Varieties of Honey

Many recipes call for granulated sugar, but if you replace it with honey, you’ll notice more complex flavors. Honey that hasn’t been heated also has a stronger flavor.

Some supermarket own-label honey is adulterated by blending costly acacia honey with cheaper rape honey, as the color of rape honey closely resembles that of acacia. More detailed country-of-origin labeling would help consumers avoid this practice.

Wildflower Honey

As the name suggests, wildflower honey is made from nectar sourced from an assortment of wild flowers in nature. These blooms range from trees and bushes to grasses and herbs. The result is a versatile honey with a flavor profile that can vary significantly depending on the season.

The National Center for Complementary and Alternative Medicine suggests that eating local honey can relieve seasonal allergies. This theory stems from the belief that eating the sweet nectar of a variety of plants boosts your body’s antibody levels.

Similar to clover honey, wildflower honey offers a light consistency intertwined with fruity and floral notes. This makes it a great choice when baking delicate pastries or blending into recipes that call for a natural sweetness without overshadowing other ingredients. It also shines drizzled atop a cheese plate or as a marinade, where its mild taste balances out savory flavors. It’s also a staple in tea and coffee for a refreshing, uplifting drink.

Mesquite Honey

In March in Arizona, mesquite trees bloom and produce a honey that is sweet with a hint of smoke. It has a very high wax content that makes it very spreadable. This honey is good for seasonal allergies and is delicious in homemade granola.

Mesquite is a tree native to the southwestern United States and Mexico. It is drought and frost tolerant, grows in a variety of soil types, and fixes 30-40 kg N/ha (Jarrell et al. 1982). It is widely used in alley cropping and windbreaks. It also serves as a food source for livestock. The pods are sweet and contain a high percentage of protein and fat. They can be ground into flour or used to make tempe and tofu (Felger, 1977).

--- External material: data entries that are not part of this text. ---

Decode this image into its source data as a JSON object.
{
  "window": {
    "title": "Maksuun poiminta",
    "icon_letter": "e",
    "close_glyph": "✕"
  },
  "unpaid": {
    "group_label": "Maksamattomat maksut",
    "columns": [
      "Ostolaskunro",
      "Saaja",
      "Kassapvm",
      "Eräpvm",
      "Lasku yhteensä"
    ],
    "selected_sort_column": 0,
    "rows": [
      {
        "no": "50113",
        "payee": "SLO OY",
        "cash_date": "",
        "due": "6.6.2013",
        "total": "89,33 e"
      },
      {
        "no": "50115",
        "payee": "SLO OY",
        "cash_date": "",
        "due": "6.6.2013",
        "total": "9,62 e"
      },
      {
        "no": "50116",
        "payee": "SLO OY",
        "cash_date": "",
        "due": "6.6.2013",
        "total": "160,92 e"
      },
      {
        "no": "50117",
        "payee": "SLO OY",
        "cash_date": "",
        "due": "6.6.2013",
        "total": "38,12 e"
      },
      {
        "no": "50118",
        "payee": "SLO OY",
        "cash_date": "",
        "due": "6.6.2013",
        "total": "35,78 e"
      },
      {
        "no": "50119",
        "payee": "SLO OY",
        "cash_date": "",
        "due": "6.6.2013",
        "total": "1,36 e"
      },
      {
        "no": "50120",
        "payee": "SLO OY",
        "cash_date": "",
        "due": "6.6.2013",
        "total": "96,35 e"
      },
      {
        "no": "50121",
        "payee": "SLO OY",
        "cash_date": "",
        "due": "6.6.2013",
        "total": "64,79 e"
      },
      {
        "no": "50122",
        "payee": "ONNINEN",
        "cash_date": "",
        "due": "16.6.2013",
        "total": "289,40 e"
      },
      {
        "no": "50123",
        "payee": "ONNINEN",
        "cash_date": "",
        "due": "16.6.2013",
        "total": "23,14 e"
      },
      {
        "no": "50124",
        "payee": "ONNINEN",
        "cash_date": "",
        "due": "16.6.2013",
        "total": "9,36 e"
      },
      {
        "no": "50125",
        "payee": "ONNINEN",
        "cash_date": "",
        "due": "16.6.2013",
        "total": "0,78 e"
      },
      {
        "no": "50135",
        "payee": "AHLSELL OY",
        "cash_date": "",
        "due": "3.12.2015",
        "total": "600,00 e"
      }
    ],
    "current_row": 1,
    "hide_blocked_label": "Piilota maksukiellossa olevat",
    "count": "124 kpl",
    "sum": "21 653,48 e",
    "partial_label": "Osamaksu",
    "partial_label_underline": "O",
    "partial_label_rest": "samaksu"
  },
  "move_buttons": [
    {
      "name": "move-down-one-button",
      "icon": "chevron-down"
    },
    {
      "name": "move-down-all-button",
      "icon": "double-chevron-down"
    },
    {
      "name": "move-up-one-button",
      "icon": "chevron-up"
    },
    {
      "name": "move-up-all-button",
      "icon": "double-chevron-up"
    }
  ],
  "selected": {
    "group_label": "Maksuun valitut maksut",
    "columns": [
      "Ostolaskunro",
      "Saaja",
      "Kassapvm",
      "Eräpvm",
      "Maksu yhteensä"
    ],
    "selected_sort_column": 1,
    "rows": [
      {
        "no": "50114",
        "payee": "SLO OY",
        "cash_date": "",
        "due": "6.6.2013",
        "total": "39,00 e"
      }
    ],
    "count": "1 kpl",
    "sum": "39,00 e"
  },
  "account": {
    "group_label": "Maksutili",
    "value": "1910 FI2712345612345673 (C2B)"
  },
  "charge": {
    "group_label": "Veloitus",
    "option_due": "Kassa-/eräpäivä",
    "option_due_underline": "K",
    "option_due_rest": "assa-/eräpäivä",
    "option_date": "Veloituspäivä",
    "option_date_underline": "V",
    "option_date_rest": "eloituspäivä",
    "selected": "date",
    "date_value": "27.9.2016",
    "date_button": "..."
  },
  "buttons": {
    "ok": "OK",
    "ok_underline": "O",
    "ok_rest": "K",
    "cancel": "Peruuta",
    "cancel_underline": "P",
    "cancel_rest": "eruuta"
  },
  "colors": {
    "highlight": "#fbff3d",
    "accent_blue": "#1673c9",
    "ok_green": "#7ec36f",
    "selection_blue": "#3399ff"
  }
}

We combine mesquite with wildflower and desert blend for a honey that is rich, mild, and very flavorful. The result is a great tasting blend that compliments a wide variety of foods.

Clover Honey

Clover honey is one of the most popular varieties available. In fact, if you look at the label on any bottle of honey, it will most likely say clover in some way (although not necessarily specifically which type). Clover is a common flower that blooms all through summer and makes an abundant amount of nectar, so bees love it. It is a very light color, ranging from white to a light amber shade and has a mild, sweet flavor with hints of grass or hay.

Its antimicrobial properties make it a great choice for dressing diabetic foot wounds because of its ability to kill bacteria and prevent infections (9). Clover honey also may help protect the brain against aging, thanks to its phenolic acid content.

If you’re unsure which honey is which in your cupboard, try the water test — put a spoonful of honey in a glass of water and shake it. Real honey won’t foam or dissolve, and it will have a distinct aroma.

Manuka Honey

Manuka blend honey is often used to treat colds, coughs, and sore throats. It has also been found to help with the healing of wounds. It contains a substance called methylglyoxal (MG), which gives it its antibacterial properties. It is also known to have antioxidant properties.

Many studies have shown that manuka honey is more effective against bacteria than regular honey. It inhibits the growth of all bacterial pathogens tested and can disperse and destroy pre-formed biofilms.

It has been shown to downregulate some of the most potent genes of the bacteria MRSA, or methicillin-resistant Staphylococcus aureus. It has also been shown to be effective against VRE (Vancomycin-resistant Enterococcus) and ESBL (extended spectrum b-lactamase).

It has also been shown to improve oral health by reducing the buildup of plaque, gingivitis, and other periodontal diseases. It has even been shown to reduce the amount of Helicobacter pylori bacteria, which is linked to gastric ulcers.